Netflix co-CEO Ted Sarandos commented on WBD’s board recommendation, stating that “The Warner Bros. Discovery Board reinforced that Netflix’s merger agreement is superior and that our acquisition is in the best interest of stockholders.” He also described the negotiations as a “competitive process that delivered the best outcome for consumers, creators, stockholders and the broader entertainment industry.”

Paramount initiated its hostile takeover attempt last week after losing an earlier bidding battle to Netflix, which aims to acquire WBD’s studio and streaming operations for $27.75 per share, valuing the deal at an enterprise value of $82.7 billion and an equity value of $72 billion.

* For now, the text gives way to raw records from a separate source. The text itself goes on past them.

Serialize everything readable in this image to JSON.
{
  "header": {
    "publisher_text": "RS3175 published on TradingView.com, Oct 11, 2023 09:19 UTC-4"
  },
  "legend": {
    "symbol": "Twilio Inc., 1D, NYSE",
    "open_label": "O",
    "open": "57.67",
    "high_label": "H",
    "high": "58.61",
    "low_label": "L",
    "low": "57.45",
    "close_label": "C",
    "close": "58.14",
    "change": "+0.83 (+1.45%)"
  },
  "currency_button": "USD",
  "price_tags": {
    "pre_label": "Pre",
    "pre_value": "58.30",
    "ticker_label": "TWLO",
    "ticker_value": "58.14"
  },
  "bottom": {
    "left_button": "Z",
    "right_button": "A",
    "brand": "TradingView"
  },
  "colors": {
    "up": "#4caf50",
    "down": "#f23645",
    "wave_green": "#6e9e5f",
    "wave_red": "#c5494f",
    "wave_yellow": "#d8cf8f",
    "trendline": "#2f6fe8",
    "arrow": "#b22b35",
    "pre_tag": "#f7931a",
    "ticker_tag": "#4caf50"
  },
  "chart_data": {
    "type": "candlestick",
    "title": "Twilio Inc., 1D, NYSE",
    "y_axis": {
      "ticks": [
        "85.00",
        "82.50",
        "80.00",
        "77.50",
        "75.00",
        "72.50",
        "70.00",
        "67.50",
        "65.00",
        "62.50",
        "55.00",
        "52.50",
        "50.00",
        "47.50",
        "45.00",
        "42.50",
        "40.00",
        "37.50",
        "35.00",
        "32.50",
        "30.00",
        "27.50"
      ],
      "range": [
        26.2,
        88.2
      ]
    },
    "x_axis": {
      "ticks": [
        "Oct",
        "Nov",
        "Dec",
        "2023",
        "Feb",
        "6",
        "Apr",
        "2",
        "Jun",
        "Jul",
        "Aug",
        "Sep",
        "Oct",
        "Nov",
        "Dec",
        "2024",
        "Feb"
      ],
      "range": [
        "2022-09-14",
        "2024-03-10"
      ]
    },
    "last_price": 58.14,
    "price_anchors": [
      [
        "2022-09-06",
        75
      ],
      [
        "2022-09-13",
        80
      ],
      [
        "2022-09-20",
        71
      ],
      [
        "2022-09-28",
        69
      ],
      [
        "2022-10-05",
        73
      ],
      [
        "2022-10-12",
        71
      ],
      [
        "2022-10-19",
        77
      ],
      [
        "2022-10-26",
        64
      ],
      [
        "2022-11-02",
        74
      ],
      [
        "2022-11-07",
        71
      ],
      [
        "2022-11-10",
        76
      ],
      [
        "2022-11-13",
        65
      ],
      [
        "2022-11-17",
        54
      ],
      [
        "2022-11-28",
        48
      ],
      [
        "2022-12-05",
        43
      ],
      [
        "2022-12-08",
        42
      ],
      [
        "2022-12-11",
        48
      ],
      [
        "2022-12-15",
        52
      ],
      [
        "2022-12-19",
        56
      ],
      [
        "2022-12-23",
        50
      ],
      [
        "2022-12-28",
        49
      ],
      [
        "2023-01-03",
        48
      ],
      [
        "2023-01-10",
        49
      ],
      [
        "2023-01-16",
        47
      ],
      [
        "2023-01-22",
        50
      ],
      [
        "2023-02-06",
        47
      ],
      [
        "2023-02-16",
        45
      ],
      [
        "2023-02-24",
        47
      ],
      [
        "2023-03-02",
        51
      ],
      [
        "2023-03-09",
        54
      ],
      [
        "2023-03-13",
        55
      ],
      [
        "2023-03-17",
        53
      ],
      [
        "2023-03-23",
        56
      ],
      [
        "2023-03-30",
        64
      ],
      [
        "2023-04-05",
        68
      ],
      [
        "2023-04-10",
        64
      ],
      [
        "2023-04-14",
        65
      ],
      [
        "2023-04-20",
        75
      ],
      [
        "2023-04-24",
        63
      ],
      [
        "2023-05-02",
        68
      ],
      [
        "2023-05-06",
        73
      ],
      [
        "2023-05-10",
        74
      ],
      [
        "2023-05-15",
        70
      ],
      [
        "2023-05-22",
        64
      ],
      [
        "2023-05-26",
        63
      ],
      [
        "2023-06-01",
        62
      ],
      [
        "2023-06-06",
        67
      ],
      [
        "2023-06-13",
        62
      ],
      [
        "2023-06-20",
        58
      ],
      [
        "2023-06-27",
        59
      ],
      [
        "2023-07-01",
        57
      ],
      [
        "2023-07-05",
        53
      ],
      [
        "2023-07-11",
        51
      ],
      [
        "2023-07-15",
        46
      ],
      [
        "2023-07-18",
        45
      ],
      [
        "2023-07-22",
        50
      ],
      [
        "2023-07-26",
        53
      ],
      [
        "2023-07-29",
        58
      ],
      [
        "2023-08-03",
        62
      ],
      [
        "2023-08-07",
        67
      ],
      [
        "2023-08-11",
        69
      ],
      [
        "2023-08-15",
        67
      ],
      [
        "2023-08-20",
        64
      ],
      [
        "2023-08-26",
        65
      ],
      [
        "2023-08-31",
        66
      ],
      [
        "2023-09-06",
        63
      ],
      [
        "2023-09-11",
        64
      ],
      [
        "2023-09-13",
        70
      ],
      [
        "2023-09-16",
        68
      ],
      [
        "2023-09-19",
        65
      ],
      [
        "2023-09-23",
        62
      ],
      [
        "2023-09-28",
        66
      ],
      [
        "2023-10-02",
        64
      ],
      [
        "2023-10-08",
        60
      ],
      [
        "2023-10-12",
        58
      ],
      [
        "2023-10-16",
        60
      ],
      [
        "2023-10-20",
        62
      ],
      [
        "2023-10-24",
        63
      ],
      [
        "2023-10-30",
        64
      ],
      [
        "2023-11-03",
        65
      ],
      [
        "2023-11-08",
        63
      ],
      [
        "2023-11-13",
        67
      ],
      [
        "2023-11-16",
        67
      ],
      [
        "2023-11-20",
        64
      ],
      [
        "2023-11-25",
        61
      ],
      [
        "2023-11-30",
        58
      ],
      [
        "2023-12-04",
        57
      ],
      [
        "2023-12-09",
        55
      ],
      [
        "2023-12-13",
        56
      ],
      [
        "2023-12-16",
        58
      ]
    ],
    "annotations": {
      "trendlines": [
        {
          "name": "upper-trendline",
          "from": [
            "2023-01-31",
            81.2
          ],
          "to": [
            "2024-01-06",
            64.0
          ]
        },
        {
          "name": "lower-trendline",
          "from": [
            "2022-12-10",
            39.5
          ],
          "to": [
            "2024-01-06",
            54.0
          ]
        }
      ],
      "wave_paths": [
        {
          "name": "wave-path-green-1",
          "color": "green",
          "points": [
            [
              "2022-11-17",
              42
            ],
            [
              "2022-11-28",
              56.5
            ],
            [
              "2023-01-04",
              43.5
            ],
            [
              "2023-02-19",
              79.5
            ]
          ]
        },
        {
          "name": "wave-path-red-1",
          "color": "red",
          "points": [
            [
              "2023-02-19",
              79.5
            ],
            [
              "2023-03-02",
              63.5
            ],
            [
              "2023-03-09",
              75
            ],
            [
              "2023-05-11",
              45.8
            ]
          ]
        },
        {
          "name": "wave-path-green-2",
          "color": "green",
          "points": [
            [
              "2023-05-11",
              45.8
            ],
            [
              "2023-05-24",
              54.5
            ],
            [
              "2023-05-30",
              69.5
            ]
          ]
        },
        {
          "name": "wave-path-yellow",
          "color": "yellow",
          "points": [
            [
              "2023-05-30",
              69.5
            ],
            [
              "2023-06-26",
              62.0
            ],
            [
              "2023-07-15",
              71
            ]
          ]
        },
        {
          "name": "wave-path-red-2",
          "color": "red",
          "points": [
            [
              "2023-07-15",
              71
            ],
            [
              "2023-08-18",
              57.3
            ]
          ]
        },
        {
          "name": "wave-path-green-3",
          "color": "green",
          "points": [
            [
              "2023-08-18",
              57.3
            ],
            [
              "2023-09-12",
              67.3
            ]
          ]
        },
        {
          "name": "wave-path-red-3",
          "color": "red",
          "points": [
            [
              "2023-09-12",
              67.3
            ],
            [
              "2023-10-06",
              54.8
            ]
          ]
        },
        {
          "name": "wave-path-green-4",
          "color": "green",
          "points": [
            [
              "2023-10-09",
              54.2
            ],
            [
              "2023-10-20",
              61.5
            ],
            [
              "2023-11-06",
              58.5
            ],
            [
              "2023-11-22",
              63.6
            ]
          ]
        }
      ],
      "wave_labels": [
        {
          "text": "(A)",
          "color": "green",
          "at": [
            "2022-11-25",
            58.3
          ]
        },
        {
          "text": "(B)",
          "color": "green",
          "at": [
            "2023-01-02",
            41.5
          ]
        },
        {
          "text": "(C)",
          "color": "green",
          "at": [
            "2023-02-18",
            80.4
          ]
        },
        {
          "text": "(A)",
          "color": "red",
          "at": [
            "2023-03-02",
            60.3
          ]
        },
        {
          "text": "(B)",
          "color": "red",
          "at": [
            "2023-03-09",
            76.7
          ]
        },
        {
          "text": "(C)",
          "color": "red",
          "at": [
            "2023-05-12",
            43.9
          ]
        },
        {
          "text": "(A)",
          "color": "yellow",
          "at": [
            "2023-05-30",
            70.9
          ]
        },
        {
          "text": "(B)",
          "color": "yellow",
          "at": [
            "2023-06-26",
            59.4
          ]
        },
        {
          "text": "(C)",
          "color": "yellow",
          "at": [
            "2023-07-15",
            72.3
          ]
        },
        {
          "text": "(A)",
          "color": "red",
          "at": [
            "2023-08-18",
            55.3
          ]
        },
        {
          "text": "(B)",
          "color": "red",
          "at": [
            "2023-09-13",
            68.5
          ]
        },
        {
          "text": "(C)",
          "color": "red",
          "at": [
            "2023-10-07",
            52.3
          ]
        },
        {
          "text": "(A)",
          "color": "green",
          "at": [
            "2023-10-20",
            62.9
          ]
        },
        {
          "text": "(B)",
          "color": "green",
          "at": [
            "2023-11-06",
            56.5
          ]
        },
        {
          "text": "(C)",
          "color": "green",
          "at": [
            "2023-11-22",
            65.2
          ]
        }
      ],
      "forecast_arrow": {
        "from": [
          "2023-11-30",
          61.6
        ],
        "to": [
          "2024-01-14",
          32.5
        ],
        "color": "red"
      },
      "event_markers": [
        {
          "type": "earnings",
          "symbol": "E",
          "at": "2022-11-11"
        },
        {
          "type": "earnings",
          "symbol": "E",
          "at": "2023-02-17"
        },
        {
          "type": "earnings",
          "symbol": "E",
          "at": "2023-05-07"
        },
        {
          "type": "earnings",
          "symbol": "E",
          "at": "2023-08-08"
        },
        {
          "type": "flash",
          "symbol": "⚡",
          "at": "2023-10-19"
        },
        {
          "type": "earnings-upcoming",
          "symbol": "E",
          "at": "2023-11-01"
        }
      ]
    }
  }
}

Paramount’s competing offer, by contrast, proposed $30 per share for all of WBD, including its television networks, representing an enterprise value of $108.4 billion and an equity value of $77.9 billion.

Supporting its decision to turn down Paramount’s bid, WBD’s board pointed to significant risks associated with the Ellison family’s support, stating in an SEC-filed letter to shareholders that Paramount “consistently misled WBD shareholders that its proposed transaction has a ‘full backstop’ from the Ellison family.”

Paramount’s equity backing includes Middle Eastern investors such as Saudi Arabia’s Public Investment Fund, Abu Dhabi’s L’imad Holding Company PJSC, and the Qatar Investment Authority. Initially, additional funding had been expected from Affinity Partners, a firm founded by President Trump’s son-in-law, Jared Kushner, but that support has since dropped.

For Paramount’s bid to succeed, it would require approval from both WBD’s board and its shareholders—or it would need to secure at least 90% of outstanding shares.